July 30, 1990 - El Paso Herald-Post

Small presses bypass academic contrivances

... talent coupled with passion makes poets, makes works of art as opposed to academic contrivances," Michael Hogan writes in the afterword of "The Light from another Country: Poetry from American Prisons."

The book is an anthology put together by Joseph Bruchac, publisher of The Greenfield Review Press, as well as a fine journal of the same name, The Greenfield Review. For a copy, write The Greenfield Press, R.D. 1, Box 80, Greenfield Center, N.Y. 12833, $9.95.

Hogan further says that "poetry is what moves us as audience to a new and passionate vision of our own concerns."

Bruchac's life is testimonial to such words. He has created through his talent, passion and will a process of poetry, a way of life, and by so doing has given the world the impassioned power of language.

His publishing house is akin to words which celebrate life while confronting "our own concerns," our individual sensibilities and fears. Alongside the prison literature anthology, Bruchac has also compiled broad-ranging ones that are important, as well as moving, and which reach out to the reader and share the other Americas usually absent from the mainstream.

"Songs from This Earth on Turtle's Back: Contemporary America Indian Poetry" is a tour of perspectives and spiritual visions, of poetry which sings the many tribal songs of Turtle Island, another and more ancient name for the North American continent.
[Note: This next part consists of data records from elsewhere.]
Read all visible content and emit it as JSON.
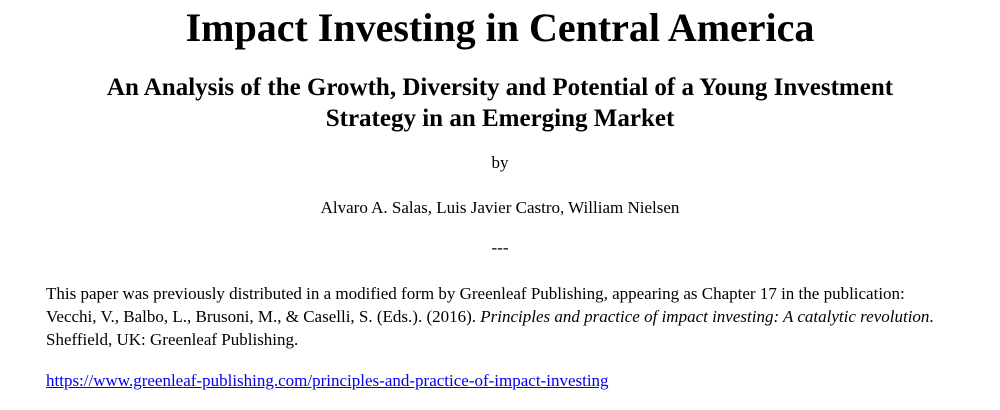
{
  "title": "Impact Investing in Central America",
  "subtitle_line1": "An Analysis of the Growth, Diversity and Potential of a Young Investment",
  "subtitle_line2": "Strategy in an Emerging Market",
  "by": "by",
  "authors": "Alvaro A. Salas, Luis Javier Castro, William Nielsen",
  "separator": "---",
  "note": {
    "part1": "This paper was previously distributed in a modified form by Greenleaf Publishing, appearing as Chapter 17 in the publication: Vecchi, V., Balbo, L., Brusoni, M., & Caselli, S. (Eds.). (2016). ",
    "italic": "Principles and practice of impact investing: A catalytic revolution",
    "part2": ". Sheffield, UK: Greenleaf Publishing."
  },
  "link": "https://www.greenleaf-publishing.com/principles-and-practice-of-impact-investing"
}
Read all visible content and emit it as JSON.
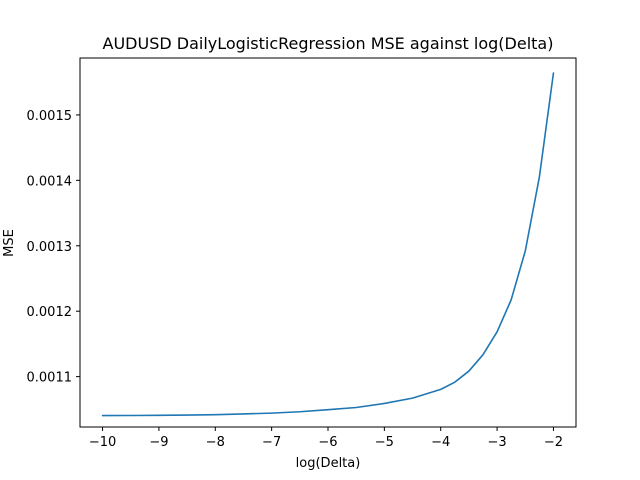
{
  "chart_data": {
    "type": "line",
    "title": "AUDUSD DailyLogisticRegression MSE against log(Delta)",
    "xlabel": "log(Delta)",
    "ylabel": "MSE",
    "xlim": [
      -10.4,
      -1.6
    ],
    "ylim": [
      0.001023,
      0.001587
    ],
    "grid": false,
    "x_ticks": [
      -10,
      -9,
      -8,
      -7,
      -6,
      -5,
      -4,
      -3,
      -2
    ],
    "x_tick_labels": [
      "−10",
      "−9",
      "−8",
      "−7",
      "−6",
      "−5",
      "−4",
      "−3",
      "−2"
    ],
    "y_ticks": [
      0.0011,
      0.0012,
      0.0013,
      0.0014,
      0.0015
    ],
    "y_tick_labels": [
      "0.0011",
      "0.0012",
      "0.0013",
      "0.0014",
      "0.0015"
    ],
    "series": [
      {
        "color": "#1f77b4",
        "x": [
          -10,
          -9.5,
          -9,
          -8.5,
          -8,
          -7.5,
          -7,
          -6.5,
          -6,
          -5.5,
          -5,
          -4.5,
          -4,
          -3.75,
          -3.5,
          -3.25,
          -3,
          -2.75,
          -2.5,
          -2.25,
          -2
        ],
        "values": [
          0.0010405,
          0.0010406,
          0.0010408,
          0.0010412,
          0.0010418,
          0.001043,
          0.0010442,
          0.0010463,
          0.0010495,
          0.0010528,
          0.001059,
          0.0010671,
          0.0010805,
          0.0010915,
          0.0011085,
          0.0011335,
          0.0011685,
          0.0012175,
          0.001292,
          0.001405,
          0.001564
        ]
      }
    ]
  }
}
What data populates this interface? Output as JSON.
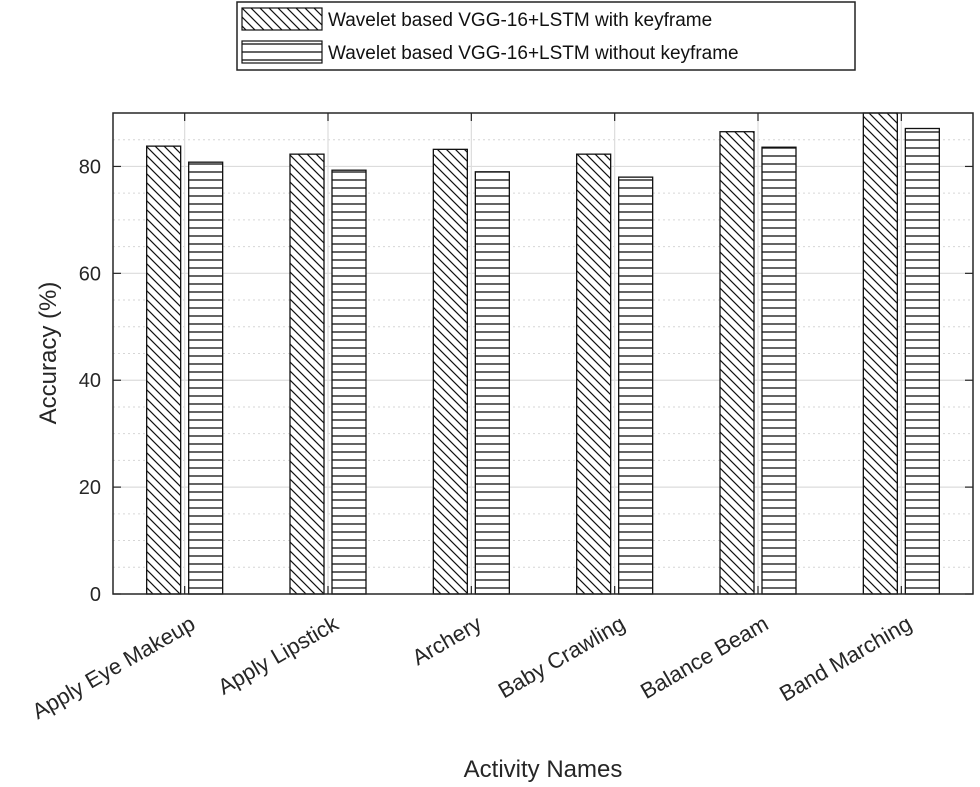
{
  "chart_data": {
    "type": "bar",
    "title": "",
    "xlabel": "Activity Names",
    "ylabel": "Accuracy (%)",
    "categories": [
      "Apply Eye Makeup",
      "Apply Lipstick",
      "Archery",
      "Baby Crawling",
      "Balance Beam",
      "Band Marching"
    ],
    "series": [
      {
        "name": "Wavelet based VGG-16+LSTM with keyframe",
        "values": [
          83.8,
          82.3,
          83.2,
          82.3,
          86.5,
          90.0
        ],
        "pattern": "diagonal"
      },
      {
        "name": "Wavelet based VGG-16+LSTM without keyframe",
        "values": [
          80.8,
          79.3,
          79.0,
          78.0,
          83.6,
          87.1
        ],
        "pattern": "horizontal"
      }
    ],
    "ylim": [
      0,
      90
    ],
    "yticks": [
      0,
      20,
      40,
      60,
      80
    ],
    "grid": true,
    "minor_grid": true,
    "legend_position": "top-center"
  }
}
Simon Ortiz, an Acoma poet, shares his voice and it is a New Mexico near Gallup, and the cadences have the power of drums resonating in a patient understanding of the earth.

Harold Littlebird takes us into the psyche of Santo Domingo Pueblo, while Leslie Silko flies,through the legends of Laguna Pueblo. Luci Tapahonso weaves poetry which seems to jut out like mountain crags in the Navajo Nation, and one can hear the palpitation of the rugged land and envision Dineh storytellers.

N. Scott Momaday, the Kiowa poet and writer, pierces the moment with language that is fluid, and the other contributors make for a good read.

Equally enjoyable is "Breaking Silence: An Anthology of Contemporary Asian American Poets," also edited and published by Bruchac. There are many poets from the different Asian American communi represented.

Bruchac's own storytelling is an enjoyable "The Faithful Hunter: Abenaki Stories." These are not recent publications, but they are works outside the mainstream by poets and writers who write about existence on the margins of our society.

Bruchac sent me some books as well as a fairly extensive catalog of books by non-mainstream writers and poets, by those who do not exist in the usual grab-bag of mall and limited university shops.

There is a wealth of materials being painstakingly published by small, alternative presses nationwide - exciting work created in the cauldron of human experience, and not within conrived academic corridors.

It is that publishing world the small press - that a Whitman would have found a place in, for literature is created within the real world of people and not in the emptyscapes of virtual imaginings in Iowan universities. Write for a catalogue - better yet, reach out and buy some of these works and savor the words, passion and understandings of those other Americas which nurture our diversity.